When Triumph announced last year the modern classic range was moving to liquid-cooled engines, like many, I sighed. Due to increasingly tough emissions regulations from the EU, Triumph Motorcycles was forced to move away from its traditional air/oil-cooled 865cc engines to modern water-cooled units to future-proof the brand.
I admit I thought the iconic British motorcycle brand had sold its soul in the move, which also saw the engines for the much-loved Bonneville and Thruxton, grow in size to 1200cc. However, I’m glad to report I was wrong. Judging by the new 900cc high torque unit in the Street Twin, these new liquid-cooled engines are “mint”.
The 900cc 8-valve parallel twin that powers the Street Twin produces 40.5kW at its peak but the real story is the torque figure. Putting out 80Nm at 3230rpm this new 900 makes it a joy to twist the ride-by-wire throttle. The bike just surges forward in such a manner that you can’t help but put a big goofy smile on your face.
As usual, Triumph has been clever in masking the modern touches of the new engine behind detailing that looks classic in style. As in the past, the throttle bodies of the EFI system are disguised as carburettors and the new radiator mounted between the front downpipes is small enough to be mistaken for an oil cooler from certain angles.
By far the sneakiest touch to the Street Twin engine is the location of the radiator tank. Unlike most bikes which have the radiator tank near the fuel tank in a high position, Triumph has expertly hidden it under the swingarm on the Street Twin — which is probably one of the reasons the off-road styled Scrambler retains the 865cc air/oil-cooled motor of yesteryear.
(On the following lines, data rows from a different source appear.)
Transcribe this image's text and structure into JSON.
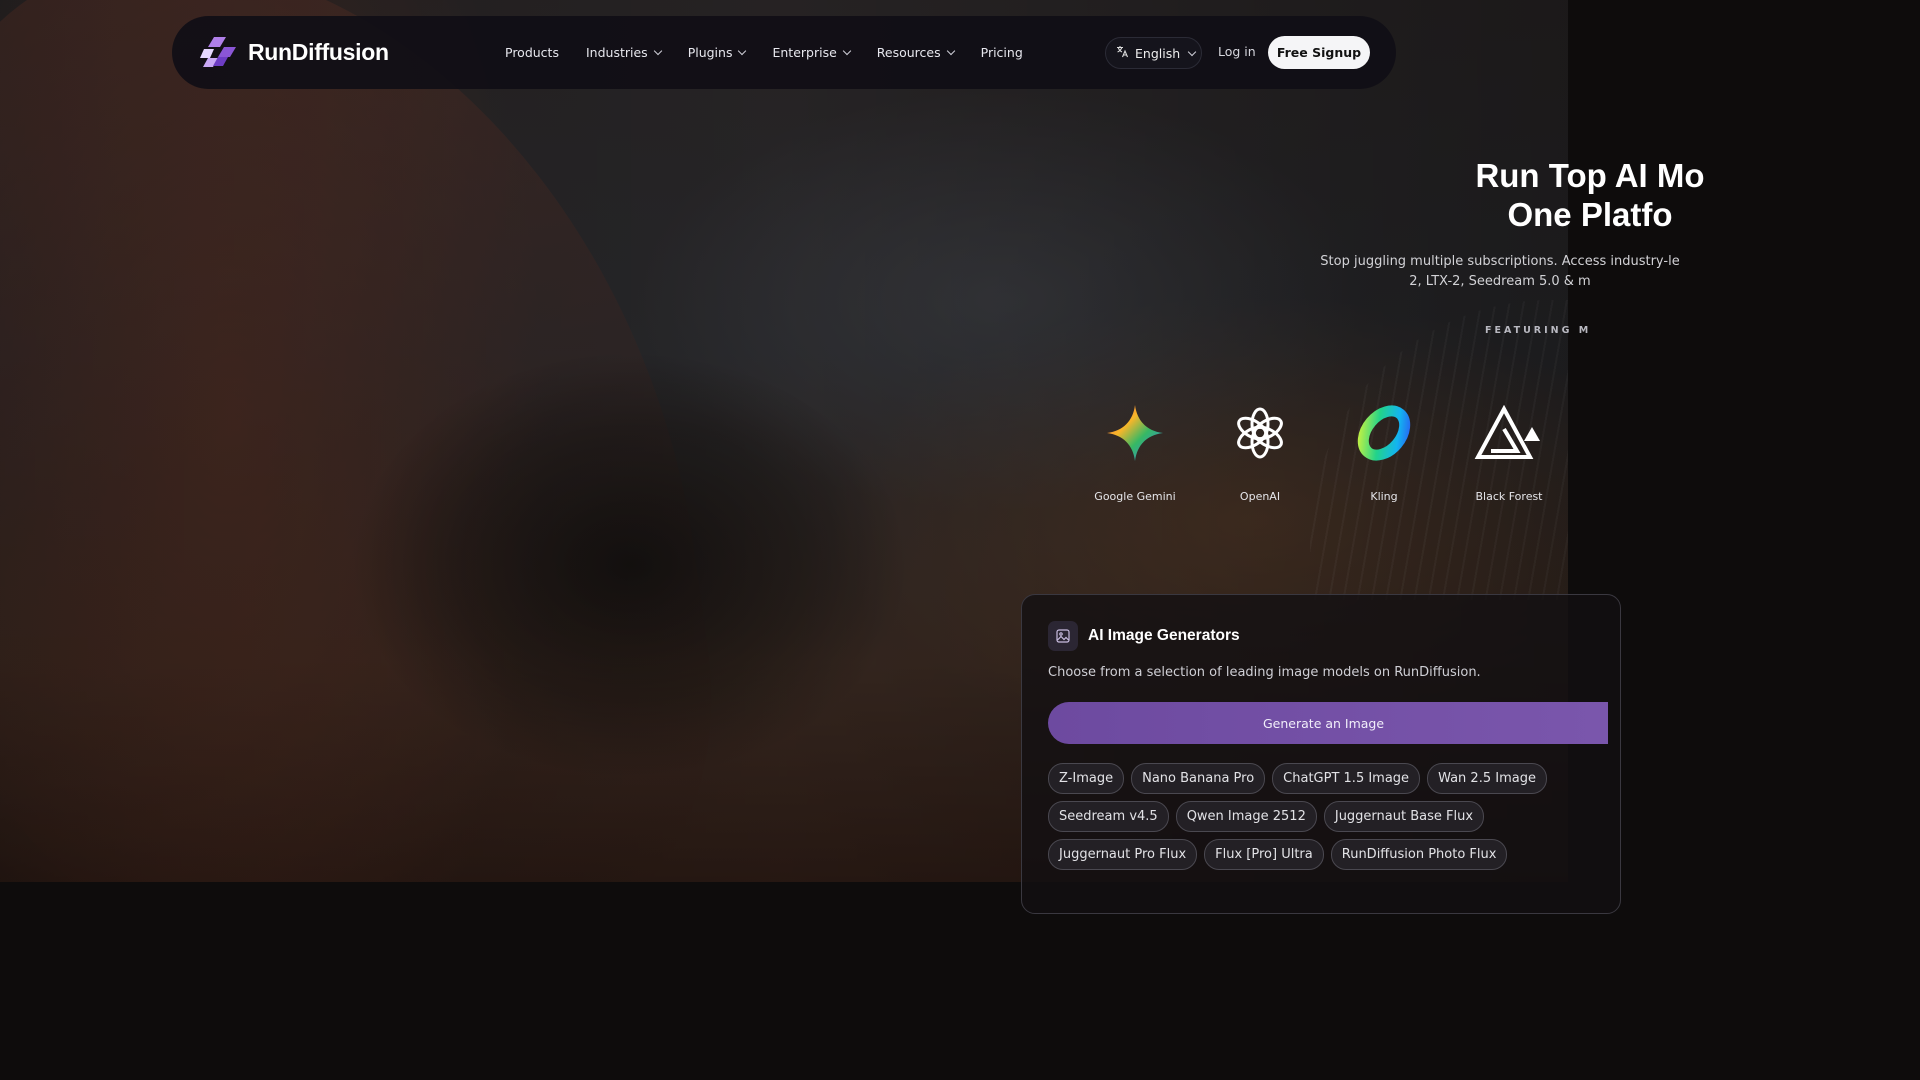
{
  "nav": {
    "logo_text": "RunDiffusion",
    "links": [
      {
        "label": "Products",
        "dropdown": false
      },
      {
        "label": "Industries",
        "dropdown": true
      },
      {
        "label": "Plugins",
        "dropdown": true
      },
      {
        "label": "Enterprise",
        "dropdown": true
      },
      {
        "label": "Resources",
        "dropdown": true
      },
      {
        "label": "Pricing",
        "dropdown": false
      }
    ],
    "language": "English",
    "login": "Log in",
    "signup": "Free Signup"
  },
  "hero": {
    "title_line1": "Run Top AI Mo",
    "title_line2": "One Platfo",
    "sub_line1": "Stop juggling multiple subscriptions. Access industry-le",
    "sub_line2": "2, LTX-2, Seedream 5.0 & m",
    "featuring": "FEATURING M"
  },
  "brands": [
    {
      "name": "Google Gemini",
      "icon": "gemini-icon"
    },
    {
      "name": "OpenAI",
      "icon": "openai-icon"
    },
    {
      "name": "Kling",
      "icon": "kling-icon"
    },
    {
      "name": "Black Forest",
      "icon": "black-forest-icon"
    }
  ],
  "card": {
    "title": "AI Image Generators",
    "icon": "image-icon",
    "description": "Choose from a selection of leading image models on RunDiffusion.",
    "button": "Generate an Image",
    "chips": [
      [
        "Z-Image",
        "Nano Banana Pro",
        "ChatGPT 1.5 Image",
        "Wan 2.5 Image"
      ],
      [
        "Seedream v4.5",
        "Qwen Image 2512",
        "Juggernaut Base Flux"
      ],
      [
        "Juggernaut Pro Flux",
        "Flux [Pro] Ultra",
        "RunDiffusion Photo Flux"
      ]
    ]
  },
  "colors": {
    "accent": "#7a56ac",
    "nav_bg": "#100e16",
    "signup_bg": "#f5f5f7"
  }
}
Although many are quick to compare the Scrambler to the legendary Steve McQueen, himself a Triumph fan, I don’t quite think the Street Twin has that old-school cool vibe to it.
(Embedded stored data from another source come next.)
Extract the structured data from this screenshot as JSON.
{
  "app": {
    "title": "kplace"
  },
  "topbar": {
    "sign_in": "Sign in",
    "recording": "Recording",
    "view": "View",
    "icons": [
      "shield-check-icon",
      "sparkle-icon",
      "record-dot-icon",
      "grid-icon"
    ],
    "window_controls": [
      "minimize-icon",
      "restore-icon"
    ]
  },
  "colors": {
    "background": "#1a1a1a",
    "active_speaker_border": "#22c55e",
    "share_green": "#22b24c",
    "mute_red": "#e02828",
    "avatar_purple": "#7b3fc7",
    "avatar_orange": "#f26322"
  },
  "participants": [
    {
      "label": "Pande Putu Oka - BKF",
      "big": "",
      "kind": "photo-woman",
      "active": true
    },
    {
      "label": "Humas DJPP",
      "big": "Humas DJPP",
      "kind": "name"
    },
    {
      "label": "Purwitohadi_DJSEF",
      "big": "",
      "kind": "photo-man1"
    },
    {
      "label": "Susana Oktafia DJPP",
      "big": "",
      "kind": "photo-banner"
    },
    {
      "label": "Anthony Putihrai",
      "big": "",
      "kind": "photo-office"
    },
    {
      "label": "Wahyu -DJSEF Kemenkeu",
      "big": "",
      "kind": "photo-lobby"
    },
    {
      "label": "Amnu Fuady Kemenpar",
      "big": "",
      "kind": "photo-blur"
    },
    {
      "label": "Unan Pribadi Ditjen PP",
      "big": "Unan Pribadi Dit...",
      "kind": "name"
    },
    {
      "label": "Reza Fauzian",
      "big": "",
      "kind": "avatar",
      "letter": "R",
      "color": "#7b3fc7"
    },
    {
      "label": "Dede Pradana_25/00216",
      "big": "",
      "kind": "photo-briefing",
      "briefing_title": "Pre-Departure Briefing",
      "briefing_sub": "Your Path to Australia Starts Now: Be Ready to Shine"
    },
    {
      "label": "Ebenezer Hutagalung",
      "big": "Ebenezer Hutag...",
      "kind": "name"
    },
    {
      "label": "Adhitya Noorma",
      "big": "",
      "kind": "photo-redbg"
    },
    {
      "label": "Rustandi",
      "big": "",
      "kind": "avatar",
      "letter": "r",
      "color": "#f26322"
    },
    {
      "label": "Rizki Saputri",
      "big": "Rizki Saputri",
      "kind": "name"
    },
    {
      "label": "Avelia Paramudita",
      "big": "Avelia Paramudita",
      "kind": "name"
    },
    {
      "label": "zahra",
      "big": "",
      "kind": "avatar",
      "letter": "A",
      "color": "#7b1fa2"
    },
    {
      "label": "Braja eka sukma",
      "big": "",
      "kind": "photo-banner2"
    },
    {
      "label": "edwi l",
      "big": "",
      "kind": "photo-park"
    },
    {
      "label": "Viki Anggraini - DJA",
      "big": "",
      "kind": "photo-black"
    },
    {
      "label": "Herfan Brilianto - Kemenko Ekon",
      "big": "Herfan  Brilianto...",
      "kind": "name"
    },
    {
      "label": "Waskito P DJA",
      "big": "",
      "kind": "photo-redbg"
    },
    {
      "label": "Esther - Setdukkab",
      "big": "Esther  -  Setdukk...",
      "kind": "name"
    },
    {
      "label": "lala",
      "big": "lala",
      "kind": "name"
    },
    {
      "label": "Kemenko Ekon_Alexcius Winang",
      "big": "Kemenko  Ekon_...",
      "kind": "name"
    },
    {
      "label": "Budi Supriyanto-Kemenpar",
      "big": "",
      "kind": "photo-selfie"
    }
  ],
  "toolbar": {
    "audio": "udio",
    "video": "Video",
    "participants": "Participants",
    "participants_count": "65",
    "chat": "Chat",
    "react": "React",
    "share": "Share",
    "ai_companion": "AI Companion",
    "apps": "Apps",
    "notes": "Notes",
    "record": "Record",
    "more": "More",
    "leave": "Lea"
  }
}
It’s full of modern features like ABS braking and switchable traction control, and
has real class with a cheeky side; but most of all it is oodles of fun to ride. I reckon anyone who says it has the vibe of the King of Cool has it wrong. This bike isn’t a rolling likeness to Steve McQueen, but more a Ryan Reynolds (another bigtime Triumph fan). Muscle when you need it, but a grin a minute, especially in the city, when all that matters is that 80Nm of torque.
Suspension is now 41mm front forks supplied by Kayaba (KYB), while in the rear the classic twin-shock layout remains with preload adjustable units also supplied by KYB. The forks, like those on the larger Bonnevilles, have fork gaiters, which not only add style to the conventional front suspenders, but also functional protection for the fork seals.
The ride quality is fantastic in the city centre and on the motorways, soaking up bumps when they arise without jarring your spine. It wasn’t until I really started pushing it out on my favourite back roads that the suspension started to find its limits, and the ride quality lessened.
Triumph New Zealand kitted out our test bike with some of the wide range of accessories available for the Street Twin. The pre-selected pack, one of three viewable on the Triumph NZ website is called the “Brat Tracker” and includes new seat, tail tidy, sump guard, exhaust, and replacement indicators.
The standard exhaust system gets swapped for a pair of Vance & Hines pipes that amplify the rumble of the silky smooth parallel twin engine, enhancing its character. The indicators have all been swapped for smaller, more stylised, LED options. The factory seat has is swapped for a classic-looking unit where leather is stitched instead of moulded, adding to the classic credentials of the Street Twin.
A factory tail-tidy kit also makes the list, removing much of the standard rear plastic mud-guard while an aluminium bash plate also sneaks in under the frame. These added options up the price from $15,990 to an as-tested price of $18,859 (excluding fitment).
Hopping aboard the Street Twin, the first thing I noticed was its size, or lack thereof. Unlike the older Bonnies, the new bike is lighter and shorter with a wheelbase of just 1415mm and is a lightweight 198KG dry. This translates into a nimble street machine able to zig-zag its way through traffic with ease without needing much in the way of input from the rider.
When out riding in the back roads for the pure enjoyment of it, I found the 900 a bit flat when really nailing it at higher rpms, but when it comes down to it, the Street Twin says what it’s about on its side. It’s not about back-road thrashing, it’s all about being the everyday Triumph you can ride on city streets.
The thing is, the Street Twin is possibly one of the best Triumphs I’ve ridden. It not only nails the classic look expected from a bike in the Bonneville family, but also handling and power perfectly suited for the task at hand.